Planning a holiday? Here’s how you can protect your pounds
Since the UK voted in favour of leaving the European Union (EU) in June 2016, sterling has experienced a bumpy ride, making international holidays more expensive for families across the UK.
However on the plus side, tour operators have dropped summer package holiday prices this summer – by as much as 36% in some cases, according to TravelSupermarket. However, with no deal yet on the table with the EU and only 70 days left before the UK is set to leave, further volatility is likely to lie ahead for sterling.
If you are looking to protect your hard-earned pounds for your next trip, here are five tips from foreign exchange, currency card provider Caxton
1) Use a prepaid card
Prepaid cards offer better exchange rates, and few, if any charges when spending abroad. They also allow holiday makers to pre-load exactly how much they want to spend, meaning you are less likely to blow your budget.
2) Avoid airport bureaus at all costs
Always avoid airport bureaus for exchanging money, as they generally provide poor value. The bureaus have captive markets in the airport, leaving them free to offer travellers terrible rates and commission. Make sure you plan ahead to avoid this. Even if the rate is just 2% higher, this could be as much as £40 on the average family’s holiday spending money, Caxton estimates.
3) Keep an eye on rates
Brushing up on how the markets work and understanding what a good exchange rate is for your holiday currency always helps to make more informed decisions.
Also take note of big economic events since they can significantly influence the strength of a currency, so keep up-to-date with current affairs, and check the news headlines. It’s worth taking advantage of gains in your favour. If you see news that the pound is strengthening, it’s worth booking some of your holiday money that day!
4) Hedge your bets
Consider playing it safe: you can hedge your bets by exchanging half your currency now and half later. This can typically be done using a pre-paid currency card. That way, whether the rate goes in your favour or against you, you’ll benefit from the higher exchange rate on at least half of the amount.
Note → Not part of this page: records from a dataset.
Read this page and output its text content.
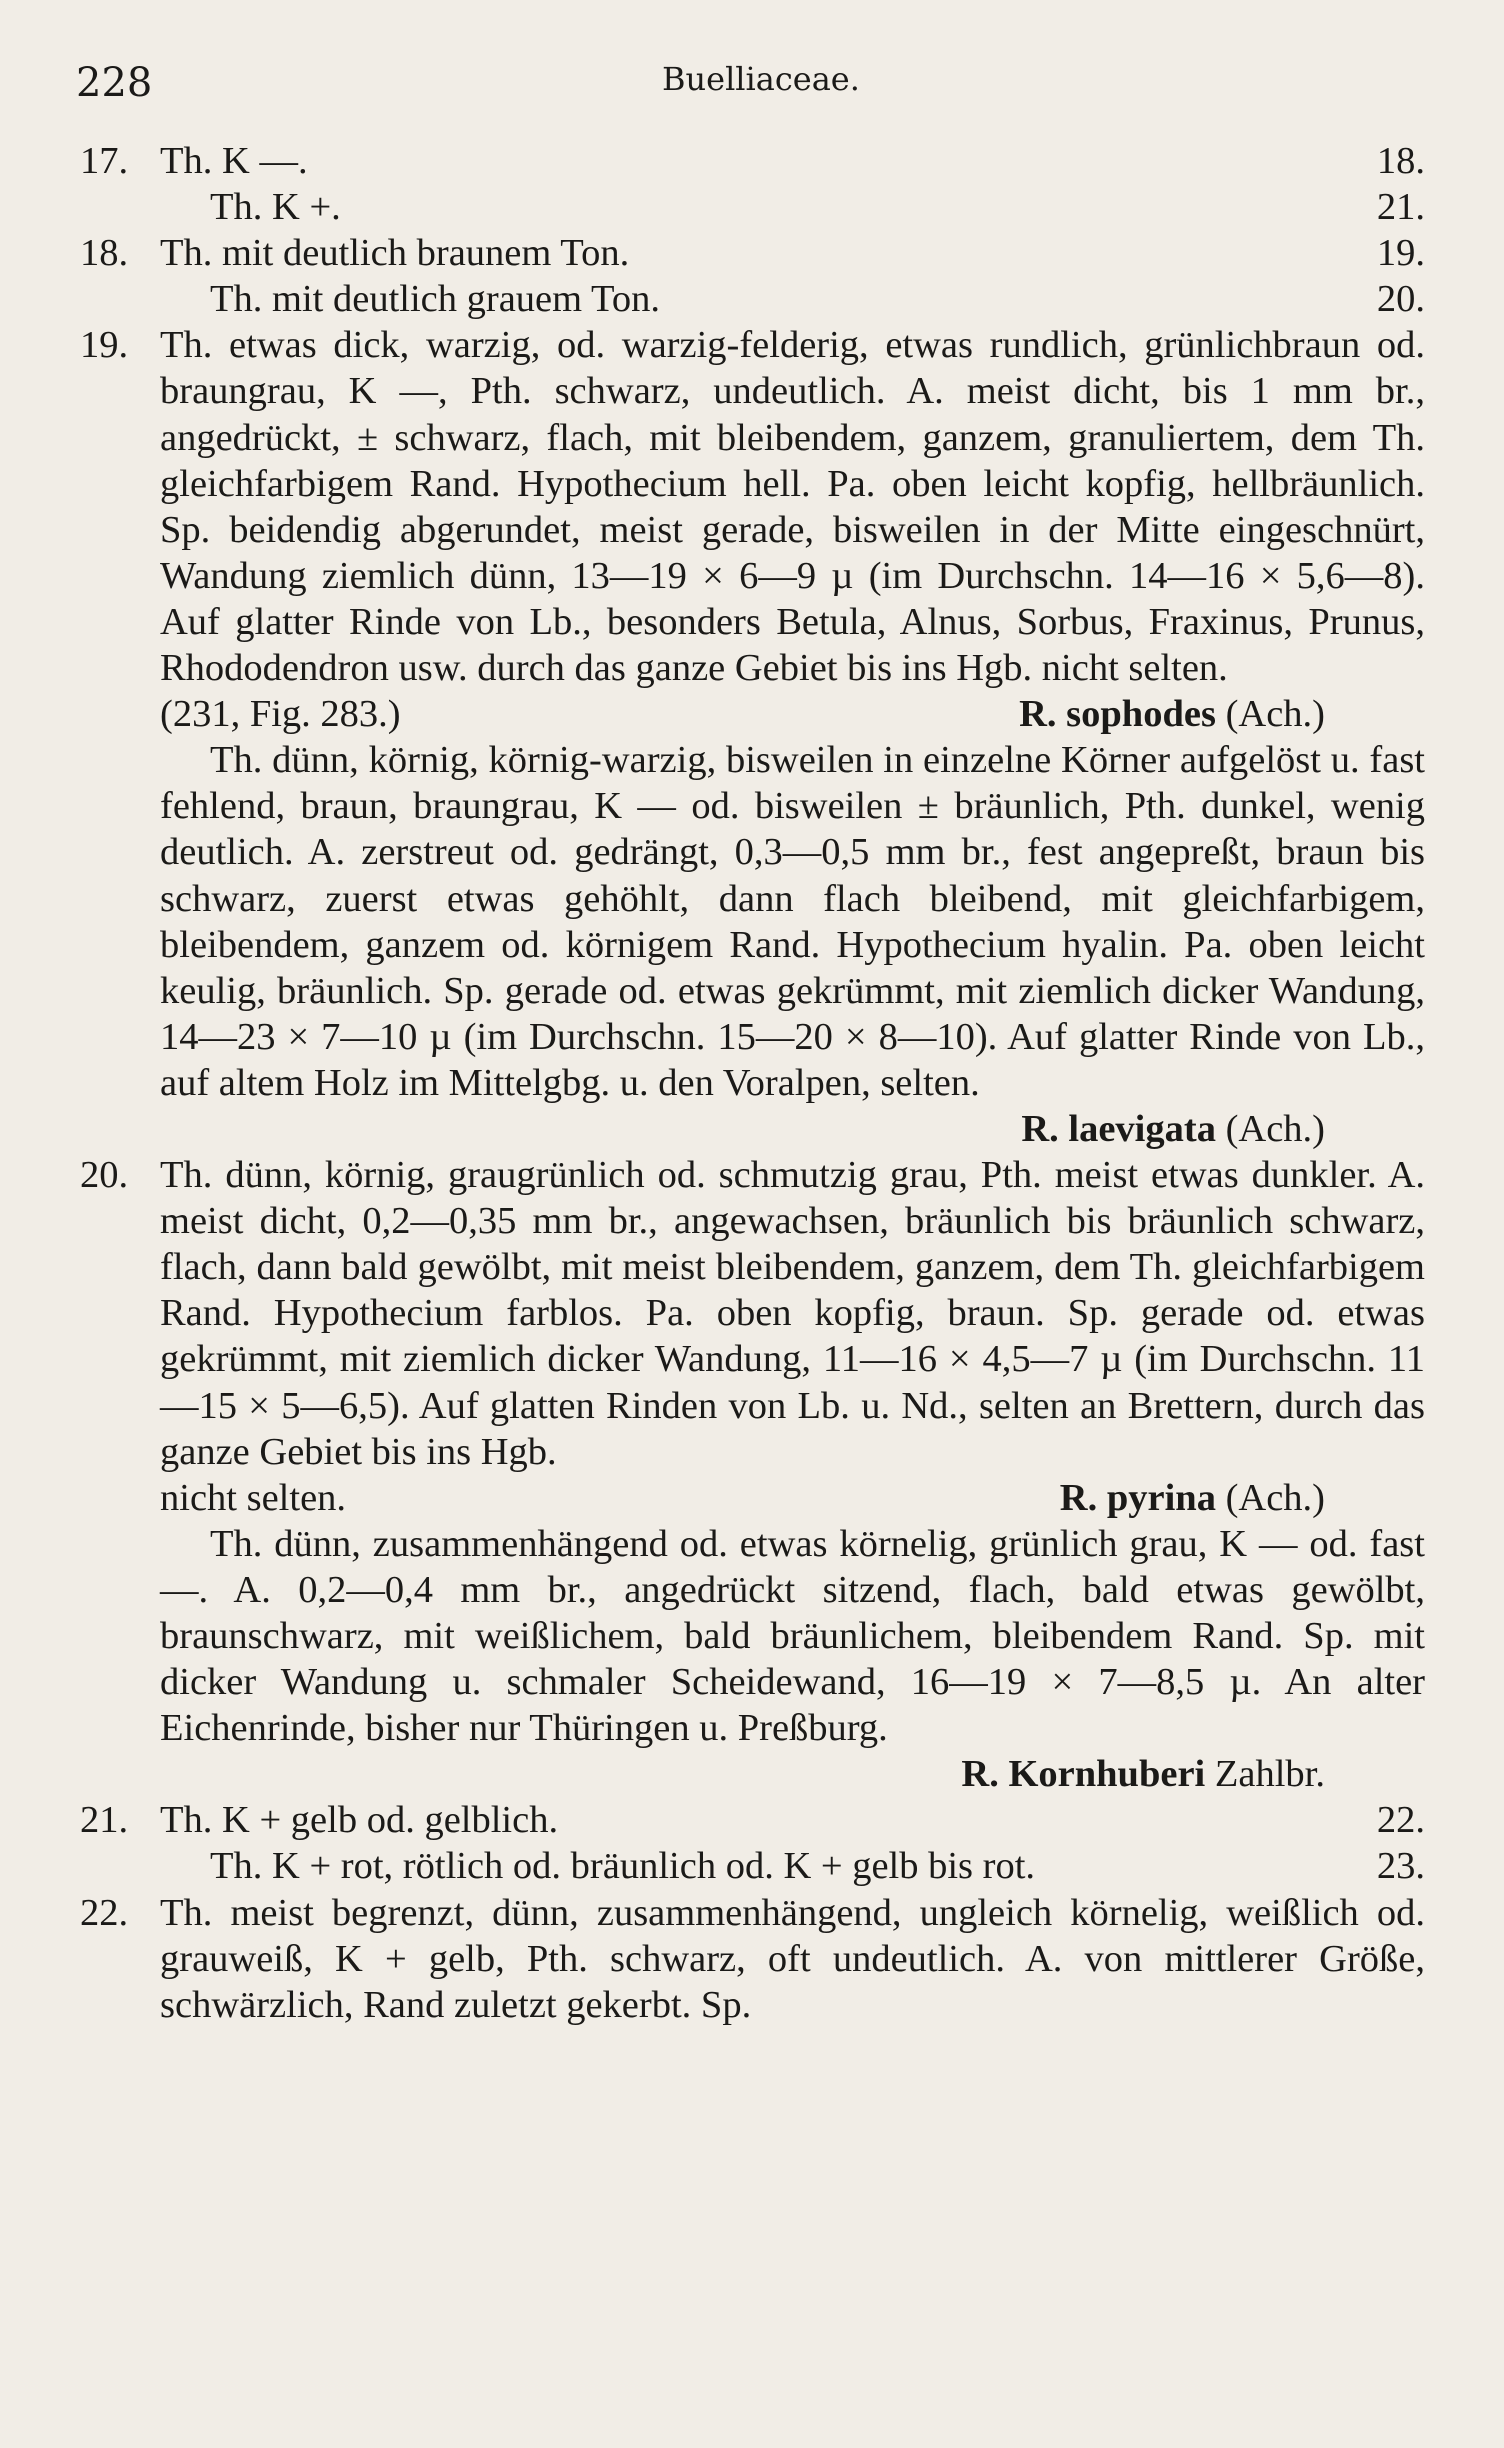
228	Buelliaceae.
17. Th. K —.	18.
Th. K +.	21.
18. Th. mit deutlich braunem Ton.	19.
Th. mit deutlich grauem Ton.	20.
19. Th. etwas dick, warzig, od. warzig-felderig, etwas rundlich, grünlichbraun od. braungrau, K —, Pth. schwarz, undeutlich. A. meist dicht, bis 1 mm br., angedrückt, ± schwarz, flach, mit bleibendem, ganzem, granuliertem, dem Th. gleichfarbigem Rand. Hypothecium hell. Pa. oben leicht kopfig, hellbräunlich. Sp. beidendig abgerundet, meist gerade, bisweilen in der Mitte eingeschnürt, Wandung ziemlich dünn, 13—19 × 6—9 µ (im Durchschn. 14—16 × 5,6—8). Auf glatter Rinde von Lb., besonders Betula, Alnus, Sorbus, Fraxinus, Prunus, Rhododendron usw. durch das ganze Gebiet bis ins Hgb. nicht selten.

(231, Fig. 283.)	R. sophodes (Ach.)

Th. dünn, körnig, körnig-warzig, bisweilen in einzelne Körner aufgelöst u. fast fehlend, braun, braungrau, K — od. bisweilen ± bräunlich, Pth. dunkel, wenig deutlich. A. zerstreut od. gedrängt, 0,3—0,5 mm br., fest angepreßt, braun bis schwarz, zuerst etwas gehöhlt, dann flach bleibend, mit gleichfarbigem, bleibendem, ganzem od. körnigem Rand. Hypothecium hyalin. Pa. oben leicht keulig, bräunlich. Sp. gerade od. etwas gekrümmt, mit ziemlich dicker Wandung, 14—23 × 7—10 µ (im Durchschn. 15—20 × 8—10). Auf glatter Rinde von Lb., auf altem Holz im Mittelgbg. u. den Voralpen, selten.

R. laevigata (Ach.)
20. Th. dünn, körnig, graugrünlich od. schmutzig grau, Pth. meist etwas dunkler. A. meist dicht, 0,2—0,35 mm br., angewachsen, bräunlich bis bräunlich schwarz, flach, dann bald gewölbt, mit meist bleibendem, ganzem, dem Th. gleichfarbigem Rand. Hypothecium farblos. Pa. oben kopfig, braun. Sp. gerade od. etwas gekrümmt, mit ziemlich dicker Wandung, 11—16 × 4,5—7 µ (im Durchschn. 11—15 × 5—6,5). Auf glatten Rinden von Lb. u. Nd., selten an Brettern, durch das ganze Gebiet bis ins Hgb.

nicht selten.	R. pyrina (Ach.)

Th. dünn, zusammenhängend od. etwas körnelig, grünlich grau, K — od. fast —. A. 0,2—0,4 mm br., angedrückt sitzend, flach, bald etwas gewölbt, braunschwarz, mit weißlichem, bald bräunlichem, bleibendem Rand. Sp. mit dicker Wandung u. schmaler Scheidewand, 16—19 × 7—8,5 µ. An alter Eichenrinde, bisher nur Thüringen u. Preßburg.

R. Kornhuberi Zahlbr.
21. Th. K + gelb od. gelblich.	22.
Th. K + rot, rötlich od. bräunlich od. K + gelb bis rot.	23.
22. Th. meist begrenzt, dünn, zusammenhängend, ungleich körnelig, weißlich od. grauweiß, K + gelb, Pth. schwarz, oft undeutlich. A. von mittlerer Größe, schwärzlich, Rand zuletzt gekerbt. Sp.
5) Insist on paying in the local currency
If you are using a debit, credit or pre-paid card when travelling abroad, always be sure to pay in the local currency of the destination you’re in. People mistakenly believe that they should select to pay in pounds. However, by paying in sterling, the money will be converted twice – known as dynamic currency conversion – resulting in unnecessary charges. In some cases, this could be as much as £6 per transaction, which quickly adds up over the course of a holiday.